A LAWYER’S TOUGH TALK ON LONG TERM DISABILITY INSURANCE CLAIMS

In twenty years of handling employee benefit disputes, I have made a few observations on the ways to keep a long-term disability insurance claim in “approved status” or “open” as insurance companies say. A disability claimant’s medical file should include an accurate and documented history of disability and should always be up to date. A disability claimant should avoid common pitfalls that can doom an otherwise valid claim.

Employees who file for disability insurance benefits have legitimate and provable claims. Many wait until their medical situations become unbearable before beginning the disability claims process. So why are so many claims denied by disability insurance companies? The reason is simple.

The filing of a long-term disability claim is an adversary process, and given this reality, appearances matter.

The claims departments of long-term disability insurers are populated with adjusters who believe that people seeking disability benefits do not want to work. In some of the most serious medical cases our firm has handled, the insurers have denied the claims for patently absurd reasons, bred of a kind of cynicism rather than objective factual consideration. A claimant seeking disability benefits cannot make the insurance company’s job easier. The interests are adverse. It is best to accept this, not fight it, and to adjust to avoid common claims filing mistakes.

What can a claimant do to make the process smoother?

1. Stop Using Social Media Now. Searching social media sites is the new weapon of choice in disability claims departments. Online searches are replacing surveillance as the preferred form of “gotcha” by the nation’s insurers. Claims files now regularly contain public images downloaded from Facebook or Instagram that are cited as evidence that a disabled claimant is essentially leading a normal life and should be able to work. We have written before about this before in the Summit. (See Long-Term Disability Insurance Update: An Online ‘Friend You May Not ‘Like’.)  Often, claimants do not heed the warning. Social media in this context is misleading. Unless a post is time-tagged, it is difficult to determine whether a posted picture of the claimant was taken recently (i.e., while claiming disability benefits) or years earlier. Sometimes insurers do not produce these materials until after a long-term disability appeal is filed, to deny the claimant the opportunity to explain the images or provide some context such as, ‘this photo was actually taken before I became sick.’ We can longer recommend a middle ground, sign off social media until the claim is over.

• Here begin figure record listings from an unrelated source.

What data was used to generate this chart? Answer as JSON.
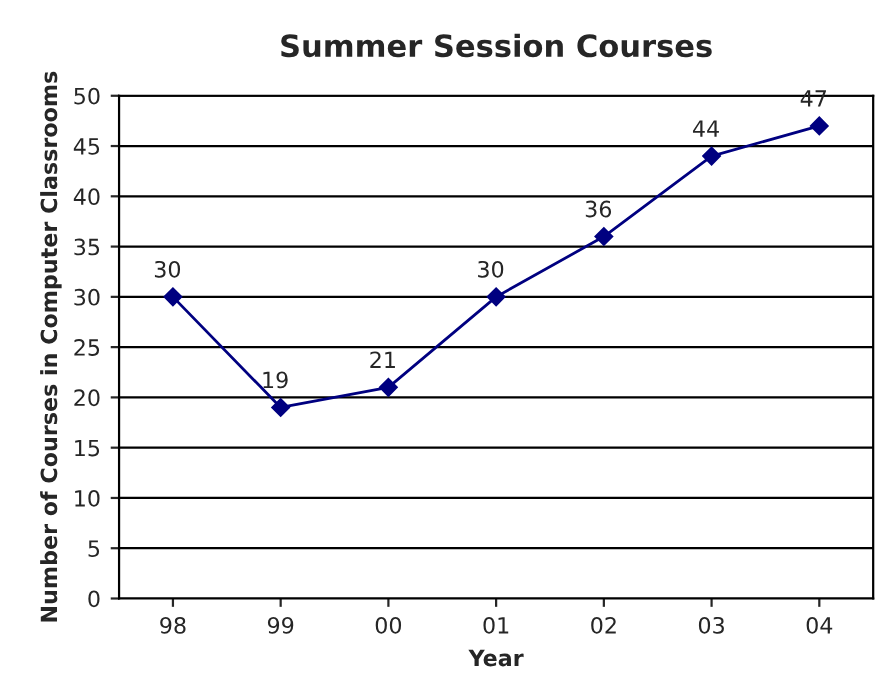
{
  "chart_data": {
    "type": "line",
    "title": "Summer Session Courses",
    "xlabel": "Year",
    "ylabel": "Number of Courses in Computer Classrooms",
    "categories": [
      "98",
      "99",
      "00",
      "01",
      "02",
      "03",
      "04"
    ],
    "series": [
      {
        "color": "#000080",
        "values": [
          30,
          19,
          21,
          30,
          36,
          44,
          47
        ]
      }
    ],
    "ylim": [
      0,
      50
    ],
    "yticks": [
      0,
      5,
      10,
      15,
      20,
      25,
      30,
      35,
      40,
      45,
      50
    ],
    "grid": "y",
    "marker": "diamond",
    "line_style": "solid",
    "data_labels": true,
    "legend": false
  }
}
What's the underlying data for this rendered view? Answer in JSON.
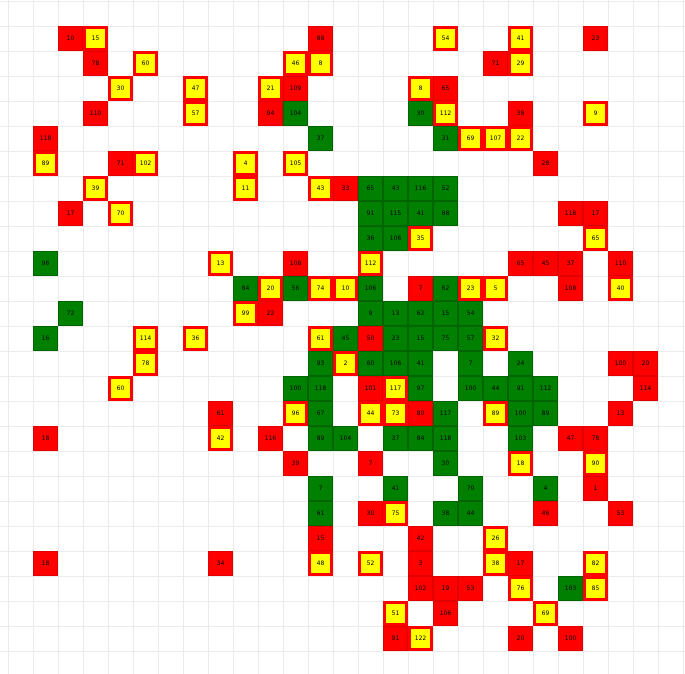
{
  "board": {
    "cols": 27,
    "rows": 26,
    "colors": {
      "red": "#ff0000",
      "green": "#008000",
      "yellow": "#ffff00",
      "border_red": "#e00000",
      "border_yellow": "#e6b800",
      "border_green": "#006400",
      "grid": "#ebebeb"
    },
    "cells": [
      {
        "c": 2,
        "r": 1,
        "k": "R",
        "t": "10"
      },
      {
        "c": 3,
        "r": 1,
        "k": "Y",
        "t": "15"
      },
      {
        "c": 12,
        "r": 1,
        "k": "R",
        "t": "88"
      },
      {
        "c": 17,
        "r": 1,
        "k": "Y",
        "t": "54"
      },
      {
        "c": 20,
        "r": 1,
        "k": "Y",
        "t": "41"
      },
      {
        "c": 23,
        "r": 1,
        "k": "R",
        "t": "23"
      },
      {
        "c": 3,
        "r": 2,
        "k": "R",
        "t": "78"
      },
      {
        "c": 5,
        "r": 2,
        "k": "Y",
        "t": "60"
      },
      {
        "c": 11,
        "r": 2,
        "k": "Y",
        "t": "46"
      },
      {
        "c": 12,
        "r": 2,
        "k": "Y",
        "t": "8"
      },
      {
        "c": 19,
        "r": 2,
        "k": "R",
        "t": "71"
      },
      {
        "c": 20,
        "r": 2,
        "k": "Y",
        "t": "29"
      },
      {
        "c": 4,
        "r": 3,
        "k": "Y",
        "t": "30"
      },
      {
        "c": 7,
        "r": 3,
        "k": "Y",
        "t": "47"
      },
      {
        "c": 10,
        "r": 3,
        "k": "Y",
        "t": "21"
      },
      {
        "c": 11,
        "r": 3,
        "k": "R",
        "t": "109"
      },
      {
        "c": 16,
        "r": 3,
        "k": "Y",
        "t": "8"
      },
      {
        "c": 17,
        "r": 3,
        "k": "R",
        "t": "65"
      },
      {
        "c": 3,
        "r": 4,
        "k": "R",
        "t": "110"
      },
      {
        "c": 7,
        "r": 4,
        "k": "Y",
        "t": "57"
      },
      {
        "c": 10,
        "r": 4,
        "k": "R",
        "t": "94"
      },
      {
        "c": 11,
        "r": 4,
        "k": "G",
        "t": "104"
      },
      {
        "c": 16,
        "r": 4,
        "k": "G",
        "t": "30"
      },
      {
        "c": 17,
        "r": 4,
        "k": "Y",
        "t": "112"
      },
      {
        "c": 20,
        "r": 4,
        "k": "R",
        "t": "38"
      },
      {
        "c": 23,
        "r": 4,
        "k": "Y",
        "t": "9"
      },
      {
        "c": 1,
        "r": 5,
        "k": "R",
        "t": "118"
      },
      {
        "c": 12,
        "r": 5,
        "k": "G",
        "t": "37"
      },
      {
        "c": 17,
        "r": 5,
        "k": "G",
        "t": "31"
      },
      {
        "c": 18,
        "r": 5,
        "k": "Y",
        "t": "69"
      },
      {
        "c": 19,
        "r": 5,
        "k": "Y",
        "t": "107"
      },
      {
        "c": 20,
        "r": 5,
        "k": "Y",
        "t": "22"
      },
      {
        "c": 1,
        "r": 6,
        "k": "Y",
        "t": "89"
      },
      {
        "c": 4,
        "r": 6,
        "k": "R",
        "t": "71"
      },
      {
        "c": 5,
        "r": 6,
        "k": "Y",
        "t": "102"
      },
      {
        "c": 9,
        "r": 6,
        "k": "Y",
        "t": "4"
      },
      {
        "c": 11,
        "r": 6,
        "k": "Y",
        "t": "105"
      },
      {
        "c": 21,
        "r": 6,
        "k": "R",
        "t": "28"
      },
      {
        "c": 3,
        "r": 7,
        "k": "Y",
        "t": "39"
      },
      {
        "c": 9,
        "r": 7,
        "k": "Y",
        "t": "11"
      },
      {
        "c": 12,
        "r": 7,
        "k": "Y",
        "t": "43"
      },
      {
        "c": 13,
        "r": 7,
        "k": "R",
        "t": "33"
      },
      {
        "c": 14,
        "r": 7,
        "k": "G",
        "t": "65"
      },
      {
        "c": 15,
        "r": 7,
        "k": "G",
        "t": "43"
      },
      {
        "c": 16,
        "r": 7,
        "k": "G",
        "t": "116"
      },
      {
        "c": 17,
        "r": 7,
        "k": "G",
        "t": "52"
      },
      {
        "c": 2,
        "r": 8,
        "k": "R",
        "t": "17"
      },
      {
        "c": 4,
        "r": 8,
        "k": "Y",
        "t": "70"
      },
      {
        "c": 14,
        "r": 8,
        "k": "G",
        "t": "91"
      },
      {
        "c": 15,
        "r": 8,
        "k": "G",
        "t": "115"
      },
      {
        "c": 16,
        "r": 8,
        "k": "G",
        "t": "41"
      },
      {
        "c": 17,
        "r": 8,
        "k": "G",
        "t": "88"
      },
      {
        "c": 22,
        "r": 8,
        "k": "R",
        "t": "118"
      },
      {
        "c": 23,
        "r": 8,
        "k": "R",
        "t": "17"
      },
      {
        "c": 14,
        "r": 9,
        "k": "G",
        "t": "36"
      },
      {
        "c": 15,
        "r": 9,
        "k": "G",
        "t": "106"
      },
      {
        "c": 16,
        "r": 9,
        "k": "Y",
        "t": "35"
      },
      {
        "c": 23,
        "r": 9,
        "k": "Y",
        "t": "65"
      },
      {
        "c": 1,
        "r": 10,
        "k": "G",
        "t": "96"
      },
      {
        "c": 8,
        "r": 10,
        "k": "Y",
        "t": "13"
      },
      {
        "c": 11,
        "r": 10,
        "k": "R",
        "t": "108"
      },
      {
        "c": 14,
        "r": 10,
        "k": "Y",
        "t": "112"
      },
      {
        "c": 20,
        "r": 10,
        "k": "R",
        "t": "65"
      },
      {
        "c": 21,
        "r": 10,
        "k": "R",
        "t": "45"
      },
      {
        "c": 22,
        "r": 10,
        "k": "R",
        "t": "37"
      },
      {
        "c": 24,
        "r": 10,
        "k": "R",
        "t": "110"
      },
      {
        "c": 9,
        "r": 11,
        "k": "G",
        "t": "84"
      },
      {
        "c": 10,
        "r": 11,
        "k": "Y",
        "t": "20"
      },
      {
        "c": 11,
        "r": 11,
        "k": "G",
        "t": "56"
      },
      {
        "c": 12,
        "r": 11,
        "k": "Y",
        "t": "74"
      },
      {
        "c": 13,
        "r": 11,
        "k": "Y",
        "t": "10"
      },
      {
        "c": 14,
        "r": 11,
        "k": "G",
        "t": "106"
      },
      {
        "c": 16,
        "r": 11,
        "k": "R",
        "t": "7"
      },
      {
        "c": 17,
        "r": 11,
        "k": "G",
        "t": "62"
      },
      {
        "c": 18,
        "r": 11,
        "k": "Y",
        "t": "23"
      },
      {
        "c": 19,
        "r": 11,
        "k": "Y",
        "t": "5"
      },
      {
        "c": 22,
        "r": 11,
        "k": "R",
        "t": "108"
      },
      {
        "c": 24,
        "r": 11,
        "k": "Y",
        "t": "40"
      },
      {
        "c": 2,
        "r": 12,
        "k": "G",
        "t": "72"
      },
      {
        "c": 9,
        "r": 12,
        "k": "Y",
        "t": "99"
      },
      {
        "c": 10,
        "r": 12,
        "k": "R",
        "t": "22"
      },
      {
        "c": 14,
        "r": 12,
        "k": "G",
        "t": "9"
      },
      {
        "c": 15,
        "r": 12,
        "k": "G",
        "t": "13"
      },
      {
        "c": 16,
        "r": 12,
        "k": "G",
        "t": "62"
      },
      {
        "c": 17,
        "r": 12,
        "k": "G",
        "t": "15"
      },
      {
        "c": 18,
        "r": 12,
        "k": "G",
        "t": "54"
      },
      {
        "c": 1,
        "r": 13,
        "k": "G",
        "t": "16"
      },
      {
        "c": 5,
        "r": 13,
        "k": "Y",
        "t": "114"
      },
      {
        "c": 7,
        "r": 13,
        "k": "Y",
        "t": "36"
      },
      {
        "c": 12,
        "r": 13,
        "k": "Y",
        "t": "61"
      },
      {
        "c": 13,
        "r": 13,
        "k": "G",
        "t": "45"
      },
      {
        "c": 14,
        "r": 13,
        "k": "R",
        "t": "50"
      },
      {
        "c": 15,
        "r": 13,
        "k": "G",
        "t": "23"
      },
      {
        "c": 16,
        "r": 13,
        "k": "G",
        "t": "15"
      },
      {
        "c": 17,
        "r": 13,
        "k": "G",
        "t": "75"
      },
      {
        "c": 18,
        "r": 13,
        "k": "G",
        "t": "57"
      },
      {
        "c": 19,
        "r": 13,
        "k": "Y",
        "t": "32"
      },
      {
        "c": 5,
        "r": 14,
        "k": "Y",
        "t": "78"
      },
      {
        "c": 12,
        "r": 14,
        "k": "G",
        "t": "93"
      },
      {
        "c": 13,
        "r": 14,
        "k": "Y",
        "t": "2"
      },
      {
        "c": 14,
        "r": 14,
        "k": "G",
        "t": "60"
      },
      {
        "c": 15,
        "r": 14,
        "k": "G",
        "t": "106"
      },
      {
        "c": 16,
        "r": 14,
        "k": "G",
        "t": "41"
      },
      {
        "c": 18,
        "r": 14,
        "k": "G",
        "t": "7"
      },
      {
        "c": 20,
        "r": 14,
        "k": "G",
        "t": "24"
      },
      {
        "c": 24,
        "r": 14,
        "k": "R",
        "t": "100"
      },
      {
        "c": 25,
        "r": 14,
        "k": "R",
        "t": "20"
      },
      {
        "c": 4,
        "r": 15,
        "k": "Y",
        "t": "60"
      },
      {
        "c": 11,
        "r": 15,
        "k": "G",
        "t": "100"
      },
      {
        "c": 12,
        "r": 15,
        "k": "G",
        "t": "118"
      },
      {
        "c": 14,
        "r": 15,
        "k": "R",
        "t": "101"
      },
      {
        "c": 15,
        "r": 15,
        "k": "Y",
        "t": "117"
      },
      {
        "c": 16,
        "r": 15,
        "k": "G",
        "t": "97"
      },
      {
        "c": 18,
        "r": 15,
        "k": "G",
        "t": "100"
      },
      {
        "c": 19,
        "r": 15,
        "k": "G",
        "t": "44"
      },
      {
        "c": 20,
        "r": 15,
        "k": "G",
        "t": "91"
      },
      {
        "c": 21,
        "r": 15,
        "k": "G",
        "t": "112"
      },
      {
        "c": 25,
        "r": 15,
        "k": "R",
        "t": "114"
      },
      {
        "c": 8,
        "r": 16,
        "k": "R",
        "t": "61"
      },
      {
        "c": 11,
        "r": 16,
        "k": "Y",
        "t": "96"
      },
      {
        "c": 12,
        "r": 16,
        "k": "G",
        "t": "67"
      },
      {
        "c": 14,
        "r": 16,
        "k": "Y",
        "t": "44"
      },
      {
        "c": 15,
        "r": 16,
        "k": "Y",
        "t": "73"
      },
      {
        "c": 16,
        "r": 16,
        "k": "R",
        "t": "80"
      },
      {
        "c": 17,
        "r": 16,
        "k": "G",
        "t": "117"
      },
      {
        "c": 19,
        "r": 16,
        "k": "Y",
        "t": "89"
      },
      {
        "c": 20,
        "r": 16,
        "k": "G",
        "t": "100"
      },
      {
        "c": 21,
        "r": 16,
        "k": "G",
        "t": "89"
      },
      {
        "c": 24,
        "r": 16,
        "k": "R",
        "t": "13"
      },
      {
        "c": 1,
        "r": 17,
        "k": "R",
        "t": "18"
      },
      {
        "c": 8,
        "r": 17,
        "k": "Y",
        "t": "42"
      },
      {
        "c": 10,
        "r": 17,
        "k": "R",
        "t": "116"
      },
      {
        "c": 12,
        "r": 17,
        "k": "G",
        "t": "89"
      },
      {
        "c": 13,
        "r": 17,
        "k": "G",
        "t": "104"
      },
      {
        "c": 15,
        "r": 17,
        "k": "G",
        "t": "37"
      },
      {
        "c": 16,
        "r": 17,
        "k": "G",
        "t": "84"
      },
      {
        "c": 17,
        "r": 17,
        "k": "G",
        "t": "118"
      },
      {
        "c": 20,
        "r": 17,
        "k": "G",
        "t": "103"
      },
      {
        "c": 22,
        "r": 17,
        "k": "R",
        "t": "47"
      },
      {
        "c": 23,
        "r": 17,
        "k": "R",
        "t": "78"
      },
      {
        "c": 11,
        "r": 18,
        "k": "R",
        "t": "39"
      },
      {
        "c": 14,
        "r": 18,
        "k": "R",
        "t": "7"
      },
      {
        "c": 17,
        "r": 18,
        "k": "G",
        "t": "30"
      },
      {
        "c": 20,
        "r": 18,
        "k": "Y",
        "t": "18"
      },
      {
        "c": 23,
        "r": 18,
        "k": "Y",
        "t": "90"
      },
      {
        "c": 12,
        "r": 19,
        "k": "G",
        "t": "7"
      },
      {
        "c": 15,
        "r": 19,
        "k": "G",
        "t": "41"
      },
      {
        "c": 18,
        "r": 19,
        "k": "G",
        "t": "70"
      },
      {
        "c": 21,
        "r": 19,
        "k": "G",
        "t": "4"
      },
      {
        "c": 23,
        "r": 19,
        "k": "R",
        "t": "1"
      },
      {
        "c": 12,
        "r": 20,
        "k": "G",
        "t": "61"
      },
      {
        "c": 14,
        "r": 20,
        "k": "R",
        "t": "30"
      },
      {
        "c": 15,
        "r": 20,
        "k": "Y",
        "t": "75"
      },
      {
        "c": 17,
        "r": 20,
        "k": "G",
        "t": "38"
      },
      {
        "c": 18,
        "r": 20,
        "k": "G",
        "t": "44"
      },
      {
        "c": 21,
        "r": 20,
        "k": "R",
        "t": "46"
      },
      {
        "c": 24,
        "r": 20,
        "k": "R",
        "t": "53"
      },
      {
        "c": 12,
        "r": 21,
        "k": "R",
        "t": "15"
      },
      {
        "c": 16,
        "r": 21,
        "k": "R",
        "t": "42"
      },
      {
        "c": 19,
        "r": 21,
        "k": "Y",
        "t": "26"
      },
      {
        "c": 1,
        "r": 22,
        "k": "R",
        "t": "18"
      },
      {
        "c": 8,
        "r": 22,
        "k": "R",
        "t": "34"
      },
      {
        "c": 12,
        "r": 22,
        "k": "Y",
        "t": "48"
      },
      {
        "c": 14,
        "r": 22,
        "k": "Y",
        "t": "52"
      },
      {
        "c": 16,
        "r": 22,
        "k": "R",
        "t": "3"
      },
      {
        "c": 19,
        "r": 22,
        "k": "Y",
        "t": "38"
      },
      {
        "c": 20,
        "r": 22,
        "k": "R",
        "t": "17"
      },
      {
        "c": 23,
        "r": 22,
        "k": "Y",
        "t": "82"
      },
      {
        "c": 16,
        "r": 23,
        "k": "R",
        "t": "102"
      },
      {
        "c": 17,
        "r": 23,
        "k": "R",
        "t": "19"
      },
      {
        "c": 18,
        "r": 23,
        "k": "R",
        "t": "53"
      },
      {
        "c": 20,
        "r": 23,
        "k": "Y",
        "t": "76"
      },
      {
        "c": 22,
        "r": 23,
        "k": "G",
        "t": "103"
      },
      {
        "c": 23,
        "r": 23,
        "k": "Y",
        "t": "85"
      },
      {
        "c": 15,
        "r": 24,
        "k": "Y",
        "t": "51"
      },
      {
        "c": 17,
        "r": 24,
        "k": "R",
        "t": "106"
      },
      {
        "c": 21,
        "r": 24,
        "k": "Y",
        "t": "69"
      },
      {
        "c": 15,
        "r": 25,
        "k": "R",
        "t": "91"
      },
      {
        "c": 16,
        "r": 25,
        "k": "Y",
        "t": "122"
      },
      {
        "c": 20,
        "r": 25,
        "k": "R",
        "t": "20"
      },
      {
        "c": 22,
        "r": 25,
        "k": "R",
        "t": "100"
      }
    ]
  }
}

2. Reasonable Requests for Information Are Reasonable. Many claimants have experienced long delays in payment after they initiated a claim. Once the claim is approved, they are surprised when the insurer then asks for subsequent medical updates. Providing updates every year is likely to be found to be reasonable by a court unless there are some unique circumstances. By contrast, requesting monthly or bimonthly is likely to be found to be excessive.

3. Keep All Doctor Appointments.  A doctor’s appointment has a primary and secondary function.  The primary function is obviously to address and care for your medical condition. The secondary function is  to document (medically) the history of restrictions and limitations.  A claimant must be candid and forthcoming with treating doctors about how a condition is affecting one’s life.  Having a contemporaneous record of one’s health struggles will greatly assist in both the approval and continuation of a claim.

4. If You Can Work, Work. Many policies provide for partial or rehabilitative disability benefits. This means that if a claimant returns to work on a part-time basis, the insurer will make up the financial difference between the amount of the monthly disability benefit and the pay received from part-time employment.

5. Two Wrongs Don’t Make a Right: Just Because Disability Insurers Lie, Never Stop Telling the Truth. Honesty is at the heart of any successful disability claim.  Honesty requires the truthful explanation of what limits a claimant’s ability to work. A claimant need not exaggerate any symptoms, but simply explain why a condition prevents performing the duties of a certain job.  For example, a cashier with a serious wrist injury can easily explain how that condition (loss of movement) prevents the regular performance of an essential job duty (counting back change).

These are but a few suggestions for taking a practical approach a disability claims and minimizing the adversity that exists between claimant and insurance company during the process.